I had envisioned more muted tones, perhaps an endless stream of mahogany, to characterize the lair of one of the most powerful and now officially menacing men in the business world. In effect, whatever Lex Luthor’s office looked like. (Certainly, a dark and intimidating wood finish.) As I studied the colossal office, however, the abundance of white furniture stood out, including the enormous white oak desk at the front of the room where Jupiter sat. He watched me from afar; the distance from the door to his desk was lengthy, but I was undoubtedly aware of his attention.
The young woman left us alone, but not without another hard glare in my direction. With a deep breath, I began the journey toward Jupiter’s desk, marveling at the dichotomy of so much white with the almost jarringly colorful artwork that crowded the wall space.
“What do you want?” Jupiter growled when I reached the platform that led to his desk. As employees, one thing we had repeatedly discussed about the man, having only seen him in video, was the perpetual bark that coated his voice; everything he said, whether it was praising quarterly profits or reminding us to give our all to the company, sounded like a roar. Even seated in his chair, it was obvious that he was a solid, robust man. His upper half, clad in a gray suit that likely cost more than my annual salary, was all muscle.

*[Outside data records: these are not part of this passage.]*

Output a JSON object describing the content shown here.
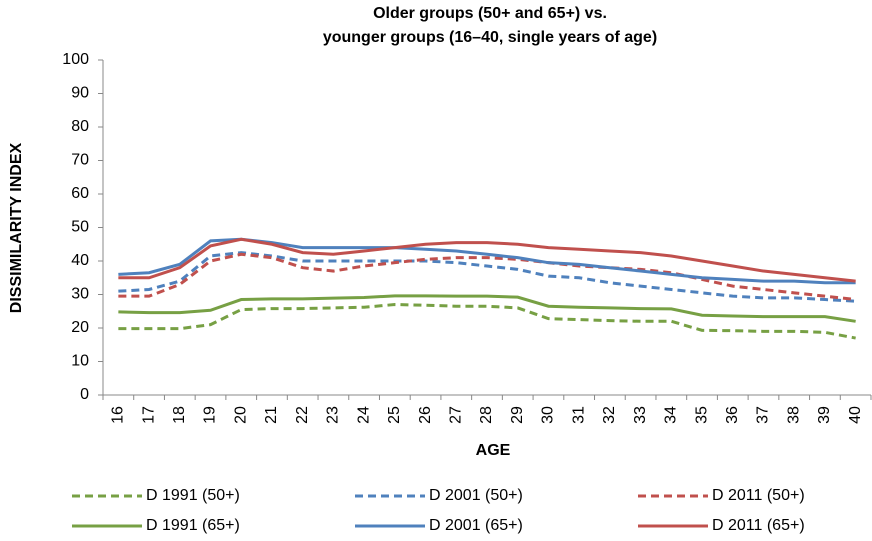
{
  "chart_data": {
    "type": "line",
    "title": [
      "Older groups (50+ and 65+) vs.",
      "younger groups (16–40, single years of age)"
    ],
    "xlabel": "AGE",
    "ylabel": "DISSIMILARITY INDEX",
    "categories": [
      "16",
      "17",
      "18",
      "19",
      "20",
      "21",
      "22",
      "23",
      "24",
      "25",
      "26",
      "27",
      "28",
      "29",
      "30",
      "31",
      "32",
      "33",
      "34",
      "35",
      "36",
      "37",
      "38",
      "39",
      "40"
    ],
    "ylim": [
      0,
      100
    ],
    "yticks": [
      0,
      10,
      20,
      30,
      40,
      50,
      60,
      70,
      80,
      90,
      100
    ],
    "grid": false,
    "series": [
      {
        "name": "D 1991 (50+)",
        "color": "#77a044",
        "dashed": true,
        "values": [
          19.8,
          19.8,
          19.8,
          21,
          25.5,
          25.8,
          25.8,
          26,
          26.2,
          27,
          26.8,
          26.5,
          26.5,
          26,
          22.8,
          22.5,
          22.2,
          22,
          22,
          19.3,
          19.2,
          19,
          19,
          18.7,
          17
        ]
      },
      {
        "name": "D 2001 (50+)",
        "color": "#4f81bd",
        "dashed": true,
        "values": [
          31,
          31.5,
          34,
          41.5,
          42.5,
          41.5,
          40,
          40,
          40,
          40,
          40,
          39.5,
          38.5,
          37.5,
          35.5,
          35,
          33.5,
          32.5,
          31.5,
          30.5,
          29.5,
          29,
          29,
          28.5,
          28
        ]
      },
      {
        "name": "D 2011 (50+)",
        "color": "#c0504d",
        "dashed": true,
        "values": [
          29.5,
          29.5,
          33,
          40,
          42,
          41,
          38,
          37,
          38.5,
          39.5,
          40.5,
          41,
          41,
          40.5,
          39.5,
          38.5,
          38,
          37.5,
          36.5,
          34.5,
          32.5,
          31.5,
          30.5,
          29.5,
          28.5
        ]
      },
      {
        "name": "D 1991 (65+)",
        "color": "#77a044",
        "dashed": false,
        "values": [
          24.8,
          24.6,
          24.6,
          25.3,
          28.5,
          28.7,
          28.7,
          28.9,
          29.1,
          29.6,
          29.6,
          29.5,
          29.5,
          29.2,
          26.5,
          26.2,
          26,
          25.8,
          25.7,
          23.8,
          23.6,
          23.4,
          23.4,
          23.4,
          22
        ]
      },
      {
        "name": "D 2001 (65+)",
        "color": "#4f81bd",
        "dashed": false,
        "values": [
          36,
          36.5,
          39,
          46,
          46.5,
          45.5,
          44,
          44,
          44,
          44,
          43.5,
          43,
          42,
          41,
          39.5,
          39,
          38,
          37,
          36,
          35,
          34.5,
          34,
          34,
          33.5,
          33.5
        ]
      },
      {
        "name": "D 2011 (65+)",
        "color": "#c0504d",
        "dashed": false,
        "values": [
          35,
          35,
          38,
          44.5,
          46.5,
          45,
          42.5,
          42,
          43,
          44,
          45,
          45.5,
          45.5,
          45,
          44,
          43.5,
          43,
          42.5,
          41.5,
          40,
          38.5,
          37,
          36,
          35,
          34
        ]
      }
    ]
  }
}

“You already know who I am and how I feel about Cassiopeia,” I said, my voice clearer and firmer than how I felt, which could be best described as gelatinous. “I want to marry her and live our lives without the fear of reprisal.” State your case, Spall had instructed during our planning. Don’t sugarcoat it.
Zachary Jupiter threw his head back and laughed. It sounded like a cannon.
“You have five seconds to get out of my sight,” he barked. “On the sixth second, the men that will enter this office won’t have a problem removing you by throwing you off my balcony.”
That image temporarily replaced Cassiopeia’s. Nevertheless, I remained resolute despite the bile quickly rising in my system. “I know she’s your daughter,” I said.
Jupiter leaned back in his chair, one eyebrow ascendant. “Do you now?”
“And I suppose she told you that piece of information.”
Jupiter nodded. “Did she also inform you that, daughter or not, everyone in this little scenario will be severely punished? Including you and most certainly her?” he questioned, leaning forward in his desk.
“I don’t think you’ll punish everyone, Mr. Jupiter.”
With that, the door to the right of his desk opened. We both watched Timothy Spall enter the office with Laura Benson by his side.
Jupiter shot up from his chair, peering at me and then Spall. “How did you two get in here?” he roared.
“I worked for you for ten years,” Spall replied, “so your private entrance isn’t new information.”
Jupiter’s eyes then rested on Laura. “You’re risking your life by coming here,” he said coldly.
“Oh, please, Zachary,” Laura replied, waving her hand in dismissal. “You’ve got all these people in this building living in fear. I don’t work for you.”
Jupiter pressed a button on his desk phone. “Waylon, I need you in my office.”
Spall glanced at me. Clearly, Waylon was an enforcer. We didn’t have much time. I caught Laura’s eye and nodded.
“Have it your way,” Laura said. “If my daughter and Elliott can’t live freely—if you don’t abolish this ridiculous anti-fraternization policy that came from your mistakes—you’ll never see her again.”
“What are you talking about?” Jupiter hissed.
“Your daughter. You’ll never see her again. Simple as that.”
He laughed again. “And how do you plan on arranging that?”
It was Laura’s turn to laugh. “She was out of sight for several weeks from your minions, my dear. No one knew where she was. You couldn’t find her. You don’t think she can disappear? Give her more credit than that.”
I felt the rush of air on my back. Someone had entered the office. If it was Waylon, we were all goners. Turning around slightly, however, I saw that it was most certainly not Waylon.